Dice Loss是一种在分割领域常见的损失函数。Dice系数，是一种集合相似度度量函数，通常用于计算两个样本点的相似度（值范围为[0, 1]），|X⋂Y| 表示 X 和 Y 之间的交集；|X| 和 |Y| 分别表示 X 和 Y 的元素个数. 其中，分子中的系数 2，是因为分母存在重复计算 X 和 Y 之间的共同元素的原因。

如果Dice系数越大，表明集合越相似，Loss越小；反之亦然。
$\\ Loss = 1 - \\frac2| X \\cap Y ||X| +|Y|$

注：|X⋂Y|表示两个集合对应元素点乘，然后逐元素相乘的结果相加求和。
$\\frac2| X \\cap Y ||X| +|Y|$

class DiceLoss(nn.Module):
    def __init__(self,weight=None,size_average=True):
        super(DiceLoss,self).__init__()
        
	def forward(self,inputs,targets,smooth=1):
        inputs = F.sigmoid(inputs)       
        inputs = inputs.view(-1)
        targets = targets.view(-1)
        intersection = (inputs * targets).sum()                   
        dice = (2.*intersection + smooth)/(inputs.sum() + targets.sum() + smooth)  
        return 1 - dice

# 使用方法    
criterion = DiceLoss()
loss = criterion(input,targets)

1.2.2. DiceBCELoss

class DiceBCELoss(nn.Module):
    def __init__(self, weight=None, size_average=True):
        super(DiceBCELoss, self).__init__()

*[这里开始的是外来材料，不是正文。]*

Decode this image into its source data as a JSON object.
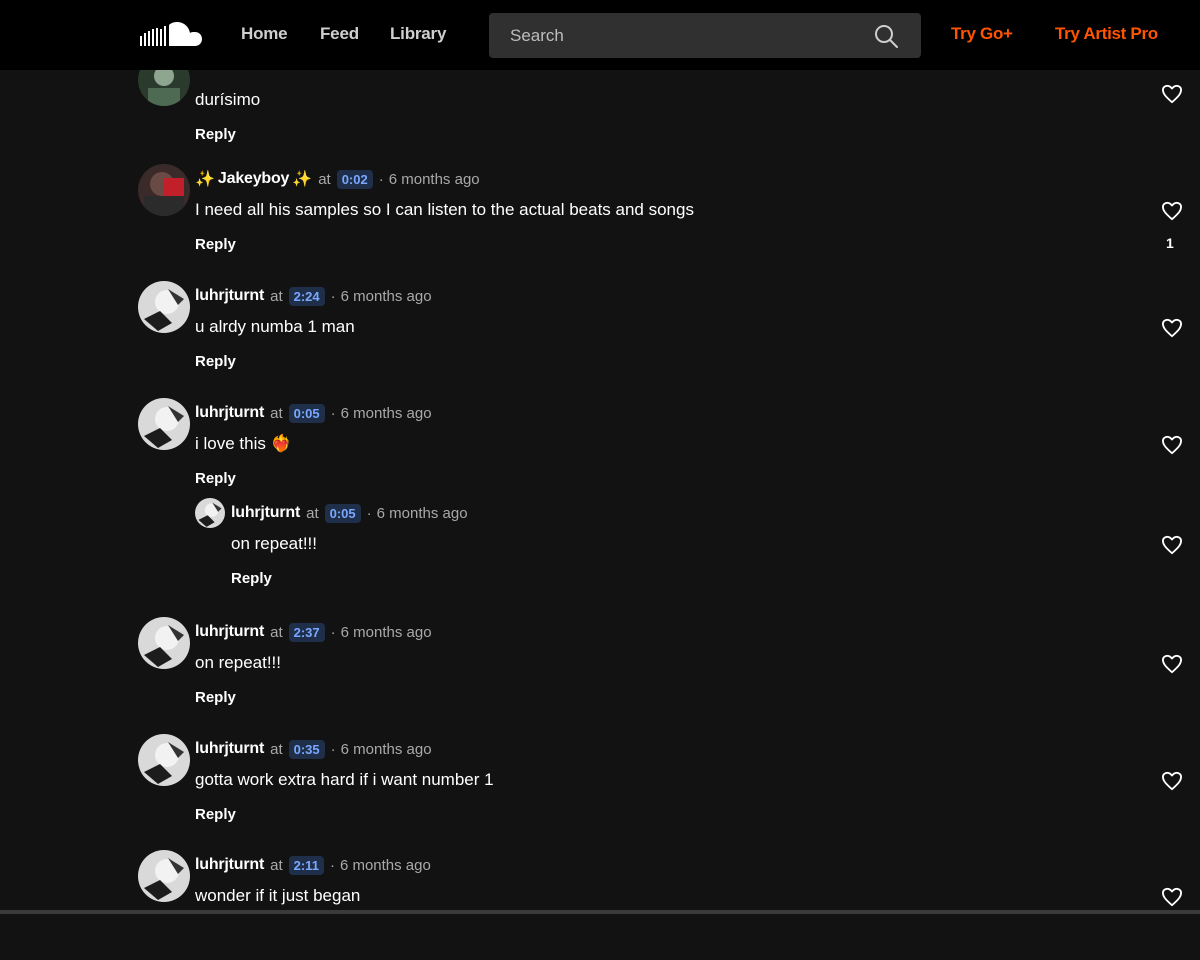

    def forward(self, inputs, targets, smooth=1):
        inputs = F.sigmoid(inputs)       
        inputs = inputs.view(-1)
        targets = targets.view(-1)
        intersection = (inputs * targets).sum()                     
        dice_loss = 1 - (2.*intersection + smooth)/(inputs.sum() + targets.sum() + smooth)  
        BCE = F.binary_cross_entropy(inputs, targets, reduction='mean')
        Dice_BCE = BCE + dice_loss
        
        return Dice_BCE

1.2.3. IoULoss

出自旷世 2016 ACM 论文《UnitBox: An Advanced Object Detection Network》，链接 https://arxiv.org/pdf/1608.01471.pdf。

class IoULoss(nn.Module):
    def __init__(self, weight=None, size_average=True):
        super(IoULoss, self).__init__()

    def forward(self, inputs, targets, smooth=1):
        inputs = F.sigmoid(inputs)       
        inputs = inputs.view(-1)
        targets = targets.view(-1)
        intersection = (inputs * targets).sum()
        total = (inputs + targets).sum()
        union = total - intersection 
        
        IoU = (intersection + smooth)/(union + smooth)
                
        return 1 - IoU

1.2.4. FocalLoss

ALPHA = 0.8
GAMMA = 2

class FocalLoss(nn.Module):
    def __init__(self, weight=None, size_average=True):
        super(FocalLoss, self).__init__()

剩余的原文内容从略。